Während Boeing abbremst, nutzt Airbus den Moment aus. Die Europäer treiben die Auslieferung ihrer A350-1000 voran, die als direkte Konkurrenz zur 777-10 gilt.

Laut «Bloomberg» wächst der Druck auf Boeing, rascher in die Produktion zu gehen. Doch intern soll das Management diesen Kurs ausdrücklich ablehnen.

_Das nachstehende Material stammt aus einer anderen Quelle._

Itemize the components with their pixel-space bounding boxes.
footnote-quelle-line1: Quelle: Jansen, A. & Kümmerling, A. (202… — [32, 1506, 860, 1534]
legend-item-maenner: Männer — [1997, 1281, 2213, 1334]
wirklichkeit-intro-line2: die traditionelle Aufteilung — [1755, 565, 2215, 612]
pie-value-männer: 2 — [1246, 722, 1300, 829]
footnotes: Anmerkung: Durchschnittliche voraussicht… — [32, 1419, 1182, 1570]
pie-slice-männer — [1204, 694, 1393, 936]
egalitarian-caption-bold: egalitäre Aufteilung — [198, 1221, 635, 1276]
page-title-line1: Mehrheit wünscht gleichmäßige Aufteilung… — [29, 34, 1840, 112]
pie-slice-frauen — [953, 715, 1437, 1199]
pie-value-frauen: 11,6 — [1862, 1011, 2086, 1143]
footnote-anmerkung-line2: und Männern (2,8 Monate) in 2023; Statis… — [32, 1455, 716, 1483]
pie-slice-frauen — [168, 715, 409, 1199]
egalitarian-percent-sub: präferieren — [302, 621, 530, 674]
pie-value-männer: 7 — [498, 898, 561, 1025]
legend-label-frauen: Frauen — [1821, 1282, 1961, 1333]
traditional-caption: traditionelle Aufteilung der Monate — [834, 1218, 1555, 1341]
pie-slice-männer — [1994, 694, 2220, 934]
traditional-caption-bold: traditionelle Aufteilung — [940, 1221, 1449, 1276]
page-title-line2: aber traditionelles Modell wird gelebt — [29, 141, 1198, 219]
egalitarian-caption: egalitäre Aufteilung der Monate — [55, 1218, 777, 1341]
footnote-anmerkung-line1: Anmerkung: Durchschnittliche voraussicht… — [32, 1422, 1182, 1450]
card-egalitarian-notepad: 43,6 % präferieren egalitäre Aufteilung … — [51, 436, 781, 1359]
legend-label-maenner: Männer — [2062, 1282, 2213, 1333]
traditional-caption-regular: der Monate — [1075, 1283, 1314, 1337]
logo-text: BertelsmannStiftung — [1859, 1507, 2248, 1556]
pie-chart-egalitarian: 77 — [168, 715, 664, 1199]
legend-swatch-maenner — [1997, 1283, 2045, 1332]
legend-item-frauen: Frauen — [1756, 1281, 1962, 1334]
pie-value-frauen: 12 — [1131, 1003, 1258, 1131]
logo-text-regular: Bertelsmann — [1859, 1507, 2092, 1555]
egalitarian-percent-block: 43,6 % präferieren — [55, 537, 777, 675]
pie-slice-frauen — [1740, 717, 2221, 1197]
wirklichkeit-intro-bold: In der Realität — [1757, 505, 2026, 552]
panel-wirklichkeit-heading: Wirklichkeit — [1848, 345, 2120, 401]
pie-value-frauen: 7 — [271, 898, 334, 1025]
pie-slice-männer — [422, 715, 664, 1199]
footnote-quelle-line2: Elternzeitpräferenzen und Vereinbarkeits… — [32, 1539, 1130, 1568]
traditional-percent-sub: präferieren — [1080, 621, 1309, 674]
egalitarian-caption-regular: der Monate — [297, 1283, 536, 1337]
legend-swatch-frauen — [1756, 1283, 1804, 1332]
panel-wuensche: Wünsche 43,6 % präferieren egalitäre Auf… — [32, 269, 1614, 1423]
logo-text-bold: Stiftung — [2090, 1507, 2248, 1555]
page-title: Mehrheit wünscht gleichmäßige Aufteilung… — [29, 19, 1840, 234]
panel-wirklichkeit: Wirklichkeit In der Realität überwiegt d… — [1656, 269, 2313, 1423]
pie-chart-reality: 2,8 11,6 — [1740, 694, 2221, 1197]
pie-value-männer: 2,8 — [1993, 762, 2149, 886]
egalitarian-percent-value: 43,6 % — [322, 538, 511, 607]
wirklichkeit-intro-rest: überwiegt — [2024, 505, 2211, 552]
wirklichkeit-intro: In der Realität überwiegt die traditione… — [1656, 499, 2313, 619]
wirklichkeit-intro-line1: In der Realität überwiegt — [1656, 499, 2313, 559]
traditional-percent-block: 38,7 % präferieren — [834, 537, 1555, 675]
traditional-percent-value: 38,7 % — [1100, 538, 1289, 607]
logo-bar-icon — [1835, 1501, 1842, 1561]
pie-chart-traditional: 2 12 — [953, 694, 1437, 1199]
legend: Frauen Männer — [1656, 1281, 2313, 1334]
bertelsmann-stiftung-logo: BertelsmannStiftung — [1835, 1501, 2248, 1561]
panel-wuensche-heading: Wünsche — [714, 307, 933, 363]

Der Fokus bleibe, so Boeing-Sprecher Paul Lewis gegenüber «CNBC», «auf einem sicheren, zuverlässigen und wirtschaftlich tragfähigen Programm». Damit signalisiert das Unternehmen, dass kurzfristige Gewinne zurückstehen müssen, um langfristige Stabilität zu sichern.

Kommentare

User #5428 (nicht angemeldet)

Einfach nur gruselig dieser "Erguss" von Frau Rutsch. Weder gibt es eine 777 Dreamliner, noch ist die 777-10 in der Erprobung. Die 777-10 befindet sich in einer Machbarkeitsstudie und ist noch ganz weit weg von einer Erprobung! Und der A35K ist auch nicht der direkte Konkurrent zur 777-10!

edelweisz

Statistisch betrachtet hatte Boeing absolut gesehen mehr tödliche Unfälle als Airbus. Zudem kämpft Boeing seit Jahren mit Qualitäts- und finanziellen Problemen. Gut das SWISS eine Flotte betreibt, die überwiegend aus Airbus-Flugzeugen besteht.